Bloody Sunday (1972)

Bloody Sunday
Part of the Troubles
Catholic priest Edward Daly waving a blood-stained white handkerchief as a white flag while trying to escort the mortally wounded Jackie Duddy to safety
Location54°59′49″N 07°19′32″W / 54.99694°N 7.32556°W / 54.99694; -7.32556
Derry, Northern Ireland
Date30 January 1972 (1972-01-30)
16:10 (UTC+00:00)
Attack type
Mass shooting
WeaponsL1A1 SLR rifles
Deaths14 (13 immediate, 1 died four months later)
Injured15+ (12 from gunshots, two from vehicle impact, others from rubber bullets and flying debris)
PerpetratorsBritish Army (Parachute Regiment)
Accused"Soldier F"
Charges
  • murder (2)
  • attempted murder (5)

Bloody Sunday, or the Bogside Massacre, was a massacre on 30 January 1972 when British soldiers shot 26 unarmed civilians during a protest march in the Bogside area of Derry, in Northern Ireland. Thirteen men were killed outright and the death of another man four months later has been attributed to his gunshot injuries. Many of the victims were shot while fleeing from the soldiers and some were shot while trying to help the wounded. Other protesters were injured by shrapnel, rubber bullets or batons; two were run down by British Army vehicles; and some were beaten. All of those shot were Catholics. The march had been organised by the Northern Ireland Civil Rights Association (NICRA) to protest against internment without trial. The soldiers were from the 1st Battalion of the Parachute Regiment ("1 Para"), the same battalion implicated in the Ballymurphy massacre several months before.
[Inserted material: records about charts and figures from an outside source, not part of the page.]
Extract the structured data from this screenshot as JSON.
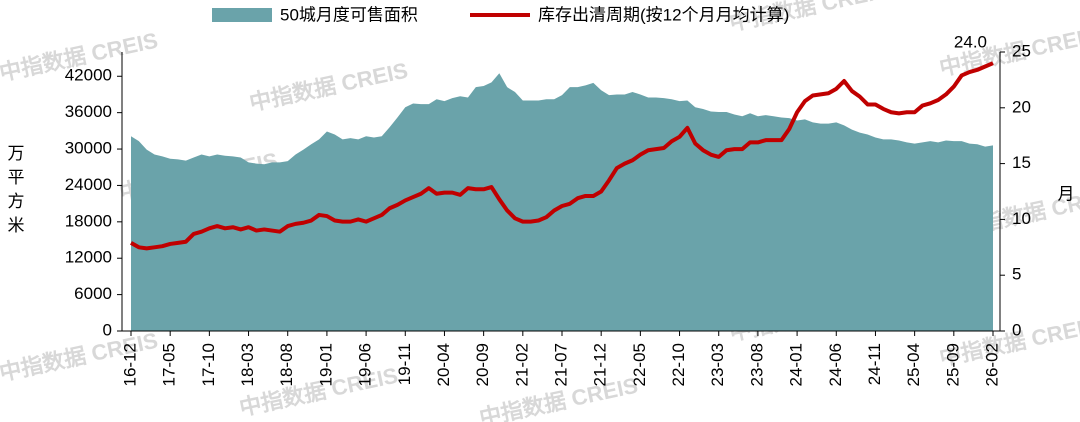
{
  "chart_data": {
    "type": "area-line",
    "watermark": "中指数据 CREIS",
    "y_label": "万平方米",
    "y2_label": "月",
    "categories": [
      "16-12",
      null,
      null,
      null,
      null,
      "17-05",
      null,
      null,
      null,
      null,
      "17-10",
      null,
      null,
      null,
      null,
      "18-03",
      null,
      null,
      null,
      null,
      "18-08",
      null,
      null,
      null,
      null,
      "19-01",
      null,
      null,
      null,
      null,
      "19-06",
      null,
      null,
      null,
      null,
      "19-11",
      null,
      null,
      null,
      null,
      "20-04",
      null,
      null,
      null,
      null,
      "20-09",
      null,
      null,
      null,
      null,
      "21-02",
      null,
      null,
      null,
      null,
      "21-07",
      null,
      null,
      null,
      null,
      "21-12",
      null,
      null,
      null,
      null,
      "22-05",
      null,
      null,
      null,
      null,
      "22-10",
      null,
      null,
      null,
      null,
      "23-03",
      null,
      null,
      null,
      null,
      "23-08",
      null,
      null,
      null,
      null,
      "24-01",
      null,
      null,
      null,
      null,
      "24-06",
      null,
      null,
      null,
      null,
      "24-11",
      null,
      null,
      null,
      null,
      "25-04",
      null,
      null,
      null,
      null,
      "25-09",
      null,
      null,
      null,
      null,
      "26-02"
    ],
    "series": [
      {
        "name": "50城月度可售面积",
        "kind": "area",
        "color": "#6aa3aa",
        "axis": "y",
        "values": [
          32100,
          31300,
          29900,
          29100,
          28800,
          28400,
          28300,
          28100,
          28600,
          29100,
          28800,
          29100,
          28900,
          28800,
          28600,
          27800,
          27600,
          27500,
          27800,
          27800,
          28000,
          29100,
          29900,
          30800,
          31600,
          32900,
          32400,
          31600,
          31800,
          31600,
          32100,
          31900,
          32100,
          33600,
          35200,
          36900,
          37500,
          37400,
          37400,
          38200,
          37900,
          38400,
          38700,
          38500,
          40200,
          40400,
          41000,
          42500,
          40200,
          39400,
          38000,
          38000,
          38000,
          38200,
          38200,
          38900,
          40200,
          40200,
          40500,
          40900,
          39700,
          38900,
          39000,
          39000,
          39400,
          39000,
          38500,
          38500,
          38400,
          38200,
          37900,
          38000,
          36900,
          36600,
          36200,
          36100,
          36100,
          35700,
          35400,
          35900,
          35400,
          35600,
          35400,
          35200,
          35100,
          34700,
          34900,
          34400,
          34200,
          34200,
          34400,
          33900,
          33200,
          32700,
          32400,
          31900,
          31600,
          31600,
          31400,
          31100,
          30900,
          31100,
          31300,
          31100,
          31400,
          31300,
          31300,
          30900,
          30800,
          30400,
          30600
        ]
      },
      {
        "name": "库存出清周期(按12个月月均计算)",
        "kind": "line",
        "color": "#c00000",
        "axis": "y2",
        "values": [
          7.9,
          7.5,
          7.4,
          7.5,
          7.6,
          7.8,
          7.9,
          8.0,
          8.7,
          8.9,
          9.2,
          9.4,
          9.2,
          9.3,
          9.1,
          9.3,
          9.0,
          9.1,
          9.0,
          8.9,
          9.4,
          9.6,
          9.7,
          9.9,
          10.4,
          10.3,
          9.9,
          9.8,
          9.8,
          10.0,
          9.8,
          10.1,
          10.4,
          11.0,
          11.3,
          11.7,
          12.0,
          12.3,
          12.8,
          12.3,
          12.4,
          12.4,
          12.2,
          12.8,
          12.7,
          12.7,
          12.9,
          11.8,
          10.8,
          10.1,
          9.8,
          9.8,
          9.9,
          10.2,
          10.8,
          11.2,
          11.4,
          11.9,
          12.1,
          12.1,
          12.5,
          13.5,
          14.6,
          15.0,
          15.3,
          15.8,
          16.2,
          16.3,
          16.4,
          17.0,
          17.4,
          18.2,
          16.8,
          16.2,
          15.8,
          15.6,
          16.2,
          16.3,
          16.3,
          16.9,
          16.9,
          17.1,
          17.1,
          17.1,
          18.1,
          19.6,
          20.6,
          21.1,
          21.2,
          21.3,
          21.7,
          22.4,
          21.5,
          21.0,
          20.3,
          20.3,
          19.9,
          19.6,
          19.5,
          19.6,
          19.6,
          20.2,
          20.4,
          20.7,
          21.2,
          21.9,
          22.9,
          23.2,
          23.4,
          23.7,
          24
        ],
        "value_labels": [
          null,
          null,
          null,
          null,
          null,
          null,
          null,
          null,
          null,
          null,
          null,
          null,
          null,
          null,
          null,
          null,
          null,
          null,
          null,
          null,
          null,
          null,
          null,
          null,
          null,
          null,
          null,
          null,
          null,
          null,
          null,
          null,
          null,
          null,
          null,
          null,
          null,
          null,
          null,
          null,
          null,
          null,
          null,
          null,
          null,
          null,
          null,
          null,
          null,
          null,
          null,
          null,
          null,
          null,
          null,
          null,
          null,
          null,
          null,
          null,
          null,
          null,
          null,
          null,
          null,
          null,
          null,
          null,
          null,
          null,
          null,
          null,
          null,
          null,
          null,
          null,
          null,
          null,
          null,
          null,
          null,
          null,
          null,
          null,
          null,
          null,
          null,
          null,
          null,
          null,
          null,
          null,
          null,
          null,
          null,
          null,
          null,
          null,
          null,
          null,
          null,
          null,
          null,
          null,
          null,
          null,
          null,
          null,
          null,
          null,
          "24.0"
        ]
      }
    ],
    "ylim": [
      0,
      46000
    ],
    "yticks": [
      0,
      6000,
      12000,
      18000,
      24000,
      30000,
      36000,
      42000
    ],
    "y2lim": [
      0,
      25
    ],
    "y2ticks": [
      0,
      5,
      10,
      15,
      20,
      25
    ],
    "grid": false
  }
}
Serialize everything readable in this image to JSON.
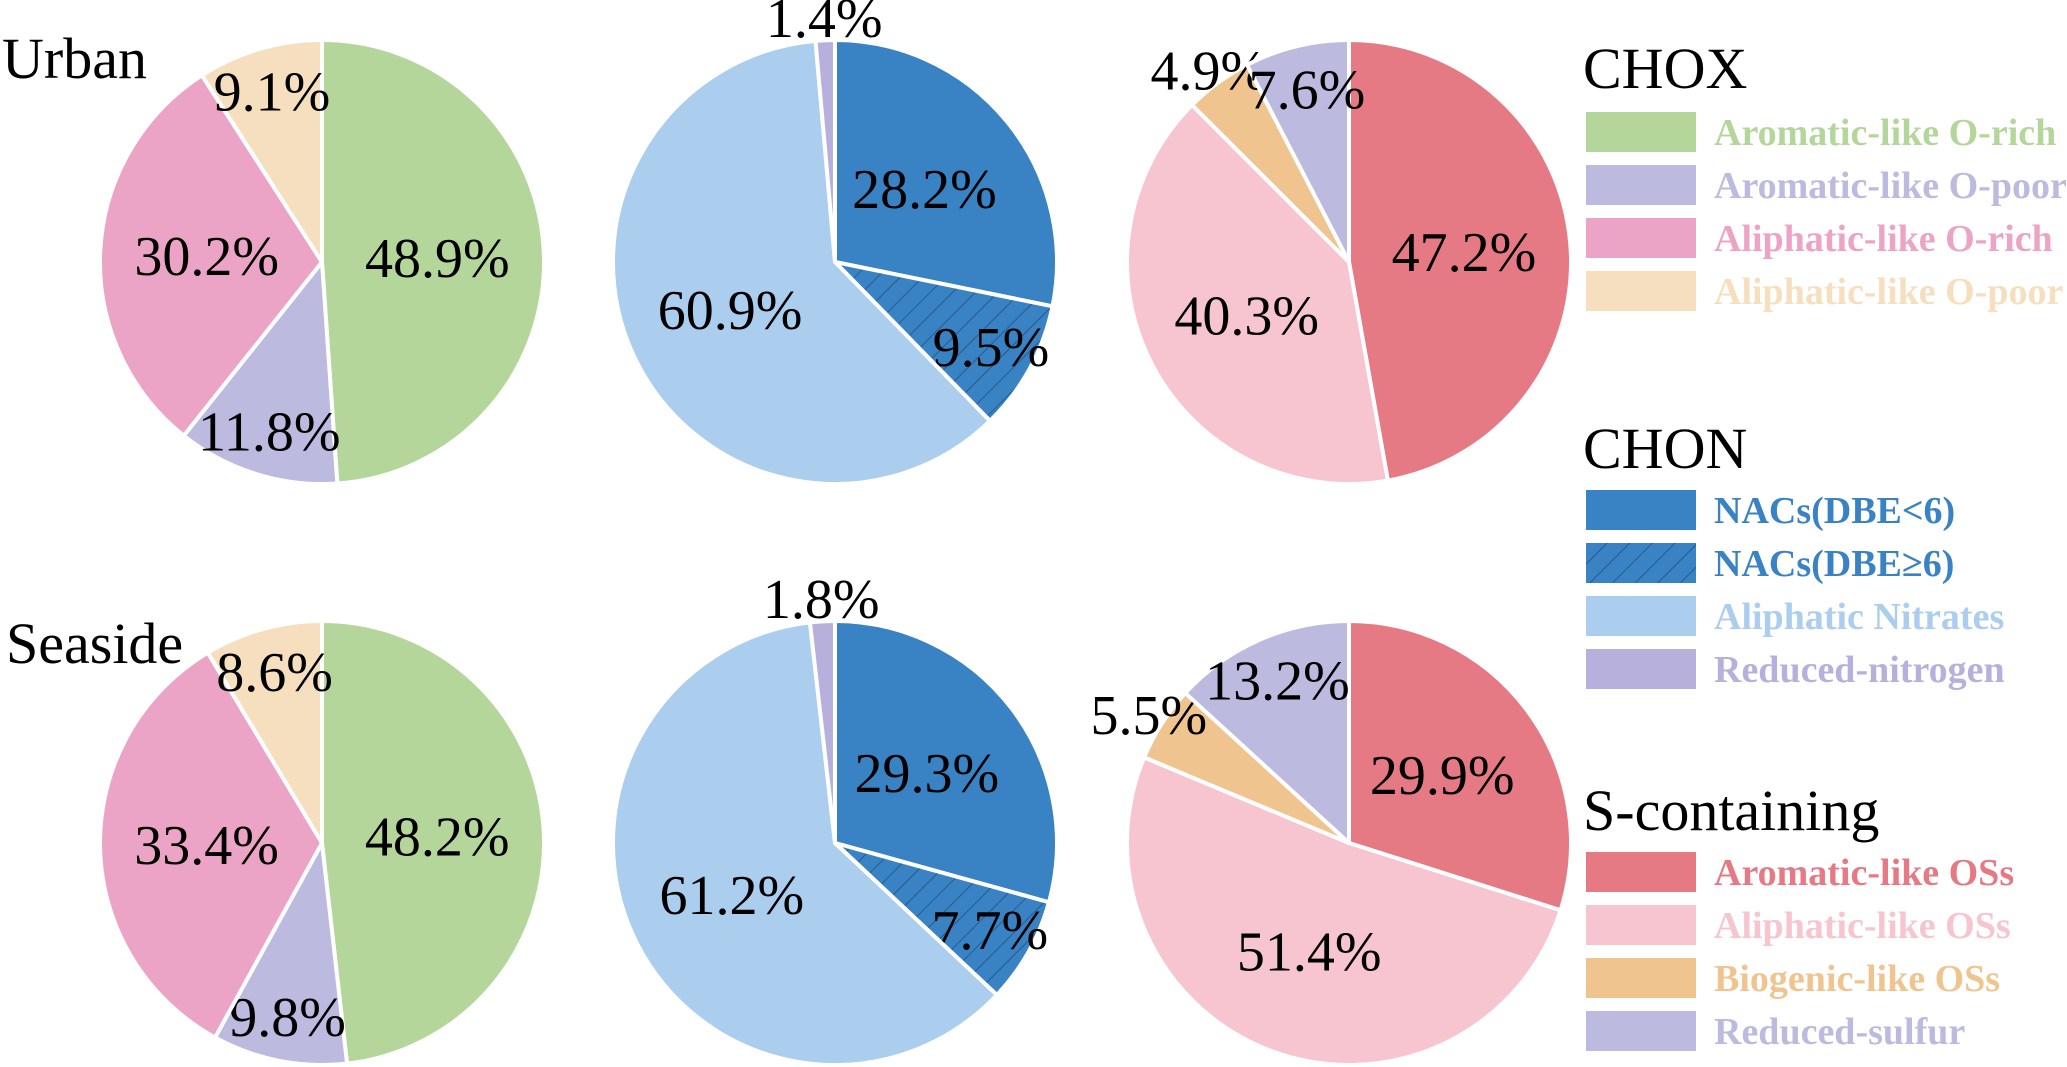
{
  "chart_data": {
    "type": "pie",
    "rows": [
      "Urban",
      "Seaside"
    ],
    "legend": [
      {
        "title": "CHOX",
        "items": [
          {
            "label": "Aromatic-like O-rich",
            "color": "#b5d69b"
          },
          {
            "label": "Aromatic-like O-poor",
            "color": "#bcbade"
          },
          {
            "label": "Aliphatic-like O-rich",
            "color": "#eca4c6"
          },
          {
            "label": "Aliphatic-like O-poor",
            "color": "#f6dfbe"
          }
        ]
      },
      {
        "title": "CHON",
        "items": [
          {
            "label": "NACs(DBE<6)",
            "color": "#3982c4"
          },
          {
            "label": "NACs(DBE≥6)",
            "color": "#3982c4",
            "hatched": true
          },
          {
            "label": "Aliphatic Nitrates",
            "color": "#abcdee"
          },
          {
            "label": "Reduced-nitrogen",
            "color": "#b8b0dc"
          }
        ]
      },
      {
        "title": "S-containing",
        "items": [
          {
            "label": "Aromatic-like OSs",
            "color": "#e57a84"
          },
          {
            "label": "Aliphatic-like OSs",
            "color": "#f6c5d0"
          },
          {
            "label": "Biogenic-like OSs",
            "color": "#efc48f"
          },
          {
            "label": "Reduced-sulfur",
            "color": "#bcbade"
          }
        ]
      }
    ],
    "pies": [
      {
        "row": "Urban",
        "group": "CHOX",
        "slices": [
          {
            "category": "Aromatic-like O-rich",
            "value": 48.9,
            "label": "48.9%"
          },
          {
            "category": "Aromatic-like O-poor",
            "value": 11.8,
            "label": "11.8%"
          },
          {
            "category": "Aliphatic-like O-rich",
            "value": 30.2,
            "label": "30.2%"
          },
          {
            "category": "Aliphatic-like O-poor",
            "value": 9.1,
            "label": "9.1%"
          }
        ]
      },
      {
        "row": "Urban",
        "group": "CHON",
        "slices": [
          {
            "category": "NACs(DBE<6)",
            "value": 28.2,
            "label": "28.2%"
          },
          {
            "category": "NACs(DBE≥6)",
            "value": 9.5,
            "label": "9.5%",
            "label_color": "#ffffff"
          },
          {
            "category": "Aliphatic Nitrates",
            "value": 60.9,
            "label": "60.9%"
          },
          {
            "category": "Reduced-nitrogen",
            "value": 1.4,
            "label": "1.4%"
          }
        ]
      },
      {
        "row": "Urban",
        "group": "S-containing",
        "slices": [
          {
            "category": "Aromatic-like OSs",
            "value": 47.2,
            "label": "47.2%"
          },
          {
            "category": "Aliphatic-like OSs",
            "value": 40.3,
            "label": "40.3%"
          },
          {
            "category": "Biogenic-like OSs",
            "value": 4.9,
            "label": "4.9%"
          },
          {
            "category": "Reduced-sulfur",
            "value": 7.6,
            "label": "7.6%"
          }
        ]
      },
      {
        "row": "Seaside",
        "group": "CHOX",
        "slices": [
          {
            "category": "Aromatic-like O-rich",
            "value": 48.2,
            "label": "48.2%"
          },
          {
            "category": "Aromatic-like O-poor",
            "value": 9.8,
            "label": "9.8%"
          },
          {
            "category": "Aliphatic-like O-rich",
            "value": 33.4,
            "label": "33.4%"
          },
          {
            "category": "Aliphatic-like O-poor",
            "value": 8.6,
            "label": "8.6%"
          }
        ]
      },
      {
        "row": "Seaside",
        "group": "CHON",
        "slices": [
          {
            "category": "NACs(DBE<6)",
            "value": 29.3,
            "label": "29.3%"
          },
          {
            "category": "NACs(DBE≥6)",
            "value": 7.7,
            "label": "7.7%",
            "label_color": "#ffffff"
          },
          {
            "category": "Aliphatic Nitrates",
            "value": 61.2,
            "label": "61.2%"
          },
          {
            "category": "Reduced-nitrogen",
            "value": 1.8,
            "label": "1.8%"
          }
        ]
      },
      {
        "row": "Seaside",
        "group": "S-containing",
        "slices": [
          {
            "category": "Aromatic-like OSs",
            "value": 29.9,
            "label": "29.9%"
          },
          {
            "category": "Aliphatic-like OSs",
            "value": 51.4,
            "label": "51.4%"
          },
          {
            "category": "Biogenic-like OSs",
            "value": 5.5,
            "label": "5.5%"
          },
          {
            "category": "Reduced-sulfur",
            "value": 13.2,
            "label": "13.2%"
          }
        ]
      }
    ]
  }
}
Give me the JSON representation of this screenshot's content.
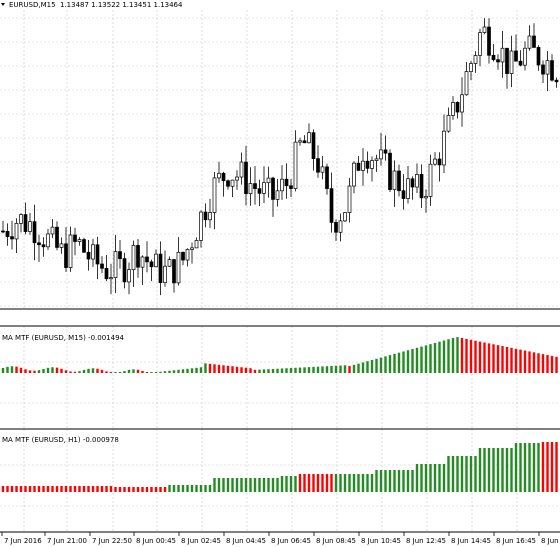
{
  "main_header": {
    "symbol": "EURUSD,M15",
    "ohlc": "1.13487 1.13522 1.13451 1.13464"
  },
  "indicator1": {
    "title": "MA MTF (EURUSD, M15) -0.001494"
  },
  "indicator2": {
    "title": "MA MTF (EURUSD, H1) -0.000978"
  },
  "x_axis_labels": [
    "7 Jun 2016",
    "7 Jun 21:00",
    "7 Jun 22:50",
    "8 Jun 00:45",
    "8 Jun 02:45",
    "8 Jun 04:45",
    "8 Jun 06:45",
    "8 Jun 08:45",
    "8 Jun 10:45",
    "8 Jun 12:45",
    "8 Jun 14:45",
    "8 Jun 16:45",
    "8 Jun"
  ],
  "colors": {
    "background": "#ffffff",
    "grid": "#c8c8c8",
    "candle_bull": "#ffffff",
    "candle_bear": "#000000",
    "bar_up": "#228b22",
    "bar_down": "#ff0000"
  },
  "chart_data": [
    {
      "type": "candlestick",
      "title": "EURUSD,M15",
      "ohlc_last": [
        1.13487,
        1.13522,
        1.13451,
        1.13464
      ],
      "ylim": [
        1.1325,
        1.1415
      ],
      "trend_closes": [
        1.1348,
        1.1352,
        1.135,
        1.1345,
        1.134,
        1.1344,
        1.1338,
        1.1335,
        1.1336,
        1.1342,
        1.1336,
        1.1334,
        1.1338,
        1.135,
        1.1362,
        1.1368,
        1.1366,
        1.1362,
        1.1359,
        1.1364,
        1.1378,
        1.1372,
        1.1351,
        1.1357,
        1.1376,
        1.1372,
        1.1366,
        1.1362,
        1.1361,
        1.1372,
        1.1385,
        1.14,
        1.1415,
        1.141,
        1.1402,
        1.1408,
        1.1406,
        1.1402
      ],
      "grid": true
    },
    {
      "type": "bar",
      "title": "MA MTF (EURUSD, M15) -0.001494",
      "last_value": -0.001494,
      "series_color_rule": "green rising, red falling"
    },
    {
      "type": "bar",
      "title": "MA MTF (EURUSD, H1) -0.000978",
      "last_value": -0.000978,
      "series_color_rule": "green rising, red falling"
    }
  ]
}
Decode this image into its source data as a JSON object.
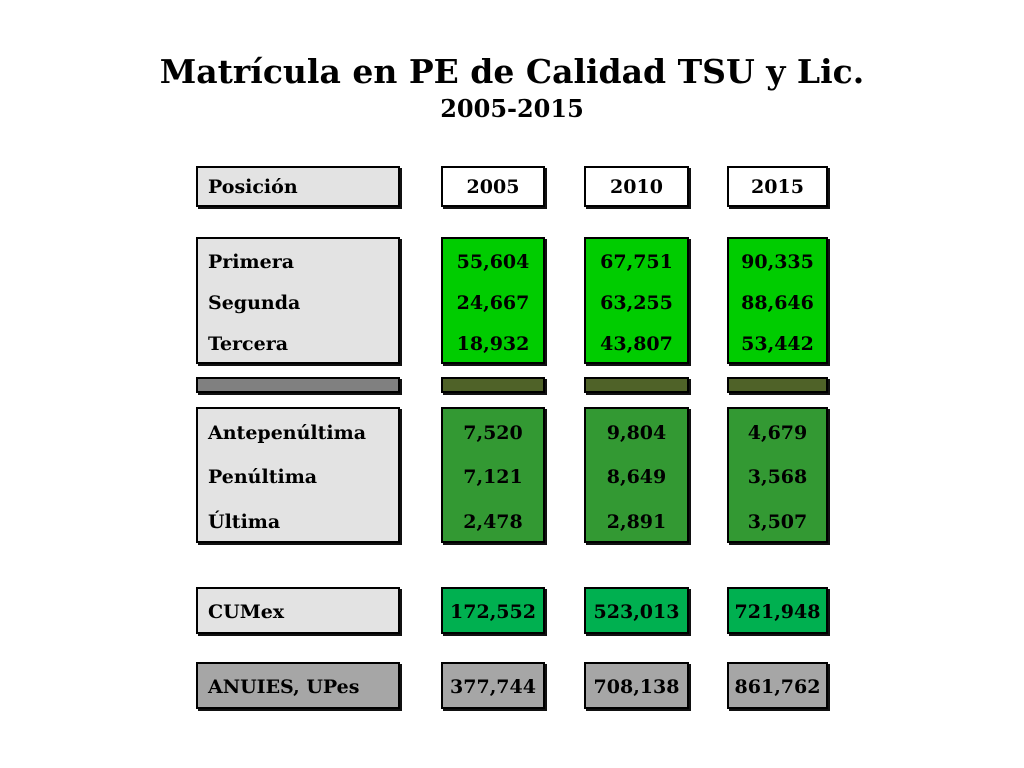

Two investigations were held by the Government of the United Kingdom. The Widgery Tribunal, held in the aftermath, largely cleared the soldiers and British authorities of blame. It described some of the soldiers' shooting as "bordering on the reckless", but accepted their claims that they shot at gunmen and bomb-throwers. The report was widely criticised as a whitewash.

The Saville Inquiry, chaired by Lord Saville of Newdigate, was established in 1998 to reinvestigate the incident much more thoroughly. Following a 12-year investigation, Saville's report was made public in 2010 and concluded that the killings were "unjustified" and "unjustifiable". It found that all of those shot were unarmed, that none were posing a serious threat, that no bombs were thrown and that soldiers "knowingly put forward false accounts" to justify their firing. Most of the soldiers denied shooting the named victims but also denied shooting anyone by mistake. "Soldier F" admitted that there was evidence he had killed four of the victims, but claimed they were armed. On publication of the report, British Prime Minister David Cameron formally apologised. Following this, police began a murder investigation into the killings. One former soldier was charged with murder, but the case was dropped when evidence was deemed inadmissible. Following an appeal by the victims' families, the Public Prosecution Service resumed the prosecution. In September 2025 the former paratrooper known as "Soldier F" went on trial for two murders, as well as five attempted murders, and was found not guilty.

Bloody Sunday came to be regarded as one of the most significant events of the Troubles because so many civilians were killed by forces of the state, in view of the public and the press. It was the highest number of people killed in a shooting incident during the conflict and is considered the worst mass shooting in Northern Irish history. Bloody Sunday fuelled Catholic and Irish nationalist hostility to the British Army and worsened the conflict. Support for the Provisional Irish Republican Army (IRA) rose and there was a surge of recruitment into the organisation, especially locally. The Republic of Ireland held a national day of mourning and huge crowds besieged and burnt down the chancery of the British Embassy in Dublin.